Подозреваю, что Кирыч отправляет себя в ссылку потому лишь, что боится дать слабину и слопать пару другую упаковок, как часто бывало раньше. Эх, золотые были времена! Кирыч ел все, что хотел, и не отравлял нам жизнь советами, сколь правильными, столь и скучными.
— Хорошего человека должно быть много, — попытался как-то Марк снять напряжение.
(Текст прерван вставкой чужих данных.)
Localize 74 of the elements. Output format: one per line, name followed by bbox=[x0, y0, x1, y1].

— Раз ты толстеешь, значит, у тебя все хорошо. Организм забыл, что такое стресс и теперь накапливает резервы на случай экстремальных ситуаций, — подвел я научную базу и тут же пожалел, что презрение, которым Кирыч меня окатил, нельзя конвертировать в деньги.
Тогда мы точно были бы миллионерами.
До крайности Кирыч еще не дошел. Но судя по решимости, с которой он изучает всевозможные способы похудания, скоро грянет гроза — сядет на диету. Это означает, что и нам придется потуже затянуть пояса. На то, чтобы ежевечерне готовить два варианта ужина — человеческий и диетический — ни у кого нет ни времени, ни желания, ни денег.
* * *
…Гроза прекратилась также внезапно, как и началась.
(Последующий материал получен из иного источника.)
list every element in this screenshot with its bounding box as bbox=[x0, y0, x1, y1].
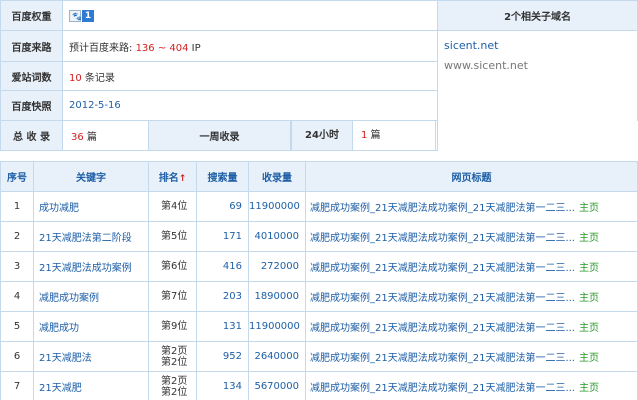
search-volume: 131 bbox=[196, 311, 249, 342]
keyword-link[interactable]: 21天减肥法第二阶段 bbox=[33, 221, 149, 252]
keyword-link[interactable]: 减肥成功案例 bbox=[33, 281, 149, 312]
page-title-cell: 减肥成功案例_21天减肥法成功案例_21天减肥法第一二三... 主页 bbox=[305, 191, 638, 222]
row-index: 4 bbox=[0, 281, 34, 312]
week-indexed-label: 一周收录 bbox=[148, 120, 291, 151]
page-title-link[interactable]: 减肥成功案例_21天减肥法成功案例_21天减肥法第一二三... bbox=[310, 353, 575, 364]
total-indexed-label: 总 收 录 bbox=[0, 120, 63, 151]
keyword-link[interactable]: 21天减肥法成功案例 bbox=[33, 251, 149, 282]
weight-badge: 1 bbox=[82, 9, 94, 22]
source-range: 136 ~ 404 bbox=[135, 42, 189, 54]
snapshot-date: 2012-5-16 bbox=[61, 90, 439, 121]
home-link[interactable]: 主页 bbox=[579, 203, 599, 214]
home-link[interactable]: 主页 bbox=[579, 353, 599, 364]
page-title-cell: 减肥成功案例_21天减肥法成功案例_21天减肥法第一二三... 主页 bbox=[305, 371, 638, 400]
page-title-cell: 减肥成功案例_21天减肥法成功案例_21天减肥法第一二三... 主页 bbox=[305, 311, 638, 342]
home-link[interactable]: 主页 bbox=[579, 263, 599, 274]
col-header-title: 网页标题 bbox=[305, 161, 638, 192]
search-volume: 203 bbox=[196, 281, 249, 312]
col-header-index: 序号 bbox=[0, 161, 34, 192]
keyword-ranking-table: 序号 关键字 排名↑ 搜索量 收录量 网页标题 1 成功减肥 第4位 69 119000… bbox=[0, 161, 638, 400]
search-volume: 171 bbox=[196, 221, 249, 252]
page-title-cell: 减肥成功案例_21天减肥法成功案例_21天减肥法第一二三... 主页 bbox=[305, 341, 638, 372]
table-row: 4 减肥成功案例 第7位 203 1890000 减肥成功案例_21天减肥法成功案例_21… bbox=[0, 281, 638, 312]
keyword-link[interactable]: 成功减肥 bbox=[33, 191, 149, 222]
subdomain-item[interactable]: www.sicent.net bbox=[444, 59, 637, 79]
total-indexed-value: 36 篇 bbox=[62, 120, 149, 151]
source-value: 预计百度来路: 136 ~ 404 IP bbox=[61, 30, 439, 62]
indexed-volume: 11900000 bbox=[248, 311, 306, 342]
rank-cell: 第7位 bbox=[148, 281, 197, 312]
search-volume: 134 bbox=[196, 371, 249, 400]
indexed-volume: 1890000 bbox=[248, 281, 306, 312]
subdomain-title: 2个相关子域名 bbox=[437, 0, 638, 31]
indexed-volume: 5670000 bbox=[248, 371, 306, 400]
col-header-search[interactable]: 搜索量 bbox=[196, 161, 249, 192]
home-link[interactable]: 主页 bbox=[579, 383, 599, 394]
keyword-link[interactable]: 21天减肥法 bbox=[33, 341, 149, 372]
row-index: 5 bbox=[0, 311, 34, 342]
sort-up-icon: ↑ bbox=[178, 174, 187, 184]
table-row: 6 21天减肥法 第2页 第2位 952 2640000 减肥成功案例_21天减肥法成功案例… bbox=[0, 341, 638, 372]
rank-cell: 第2页 第2位 bbox=[148, 341, 197, 372]
weight-value-cell: 🐾 1 bbox=[61, 0, 439, 31]
search-volume: 69 bbox=[196, 191, 249, 222]
rank-cell: 第6位 bbox=[148, 251, 197, 282]
search-volume: 416 bbox=[196, 251, 249, 282]
row-index: 1 bbox=[0, 191, 34, 222]
table-row: 5 减肥成功 第9位 131 11900000 减肥成功案例_21天减肥法成功案例_21天… bbox=[0, 311, 638, 342]
row-index: 2 bbox=[0, 221, 34, 252]
table-row: 2 21天减肥法第二阶段 第5位 171 4010000 减肥成功案例_21天减肥法成功案… bbox=[0, 221, 638, 252]
indexed-volume: 4010000 bbox=[248, 221, 306, 252]
page-title-link[interactable]: 减肥成功案例_21天减肥法成功案例_21天减肥法第一二三... bbox=[310, 263, 575, 274]
indexed-words-value: 10 条记录 bbox=[61, 61, 439, 91]
home-link[interactable]: 主页 bbox=[579, 233, 599, 244]
snapshot-label: 百度快照 bbox=[0, 90, 63, 121]
rank-cell: 第2页 第2位 bbox=[148, 371, 197, 400]
page-title-cell: 减肥成功案例_21天减肥法成功案例_21天减肥法第一二三... 主页 bbox=[305, 221, 638, 252]
subdomain-item[interactable]: sicent.net bbox=[444, 39, 637, 59]
table-row: 3 21天减肥法成功案例 第6位 416 272000 减肥成功案例_21天减肥法成功案例… bbox=[0, 251, 638, 282]
rank-cell: 第4位 bbox=[148, 191, 197, 222]
indexed-volume: 272000 bbox=[248, 251, 306, 282]
keyword-link[interactable]: 21天减肥 bbox=[33, 371, 149, 400]
indexed-volume: 11900000 bbox=[248, 191, 306, 222]
home-link[interactable]: 主页 bbox=[579, 323, 599, 334]
day-indexed-label: 24小时 bbox=[291, 120, 353, 151]
source-label: 百度来路 bbox=[0, 30, 63, 62]
page-title-link[interactable]: 减肥成功案例_21天减肥法成功案例_21天减肥法第一二三... bbox=[310, 203, 575, 214]
col-header-indexed[interactable]: 收录量 bbox=[248, 161, 306, 192]
weight-label: 百度权重 bbox=[0, 0, 63, 31]
home-link[interactable]: 主页 bbox=[579, 293, 599, 304]
rank-cell: 第9位 bbox=[148, 311, 197, 342]
page-title-link[interactable]: 减肥成功案例_21天减肥法成功案例_21天减肥法第一二三... bbox=[310, 293, 575, 304]
day-indexed-value: 1 篇 bbox=[352, 120, 436, 151]
subdomain-list: sicent.net www.sicent.net bbox=[437, 30, 638, 121]
row-index: 6 bbox=[0, 341, 34, 372]
col-header-keyword: 关键字 bbox=[33, 161, 149, 192]
row-index: 7 bbox=[0, 371, 34, 400]
table-row: 7 21天减肥 第2页 第2位 134 5670000 减肥成功案例_21天减肥法成功案例_… bbox=[0, 371, 638, 400]
indexed-volume: 2640000 bbox=[248, 341, 306, 372]
row-index: 3 bbox=[0, 251, 34, 282]
page-title-link[interactable]: 减肥成功案例_21天减肥法成功案例_21天减肥法第一二三... bbox=[310, 323, 575, 334]
indexed-count: 10 bbox=[69, 72, 82, 84]
rank-cell: 第5位 bbox=[148, 221, 197, 252]
table-row: 1 成功减肥 第4位 69 11900000 减肥成功案例_21天减肥法成功案例_21天减… bbox=[0, 191, 638, 222]
paw-icon: 🐾 bbox=[69, 9, 82, 22]
keyword-link[interactable]: 减肥成功 bbox=[33, 311, 149, 342]
search-volume: 952 bbox=[196, 341, 249, 372]
col-header-rank[interactable]: 排名↑ bbox=[148, 161, 197, 192]
page-title-cell: 减肥成功案例_21天减肥法成功案例_21天减肥法第一二三... 主页 bbox=[305, 281, 638, 312]
page-title-cell: 减肥成功案例_21天减肥法成功案例_21天减肥法第一二三... 主页 bbox=[305, 251, 638, 282]
page-title-link[interactable]: 减肥成功案例_21天减肥法成功案例_21天减肥法第一二三... bbox=[310, 233, 575, 244]
indexed-words-label: 爱站词数 bbox=[0, 61, 63, 91]
page-title-link[interactable]: 减肥成功案例_21天减肥法成功案例_21天减肥法第一二三... bbox=[310, 383, 575, 394]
На марусиных щеках вновь расцвели маки — обрадовался, что шаровые молнии на сей раз облетели его стороной. Вместе с маками к нему вернулась и ясность мысли.
Марк решительно отправился к компьютеру, включил модем и, дождавшись подсоединения, начал бодро бить по клавишам, приговаривая:
— «Дабл-ю-дабл-ю-дабл-ю-точка-бир-точка…».
— Какой «бир»? — возмутился я. — Пиво Кирычу тоже противопоказано. Знаешь сколько в нем калорий?
— «Bear» — поправил меня Марк. — То есть «медведь».
— В дополнение к псу, нам не хватает только медведя, — сварливо сказал я.
— Ага, нашел, — обрадовался Марк.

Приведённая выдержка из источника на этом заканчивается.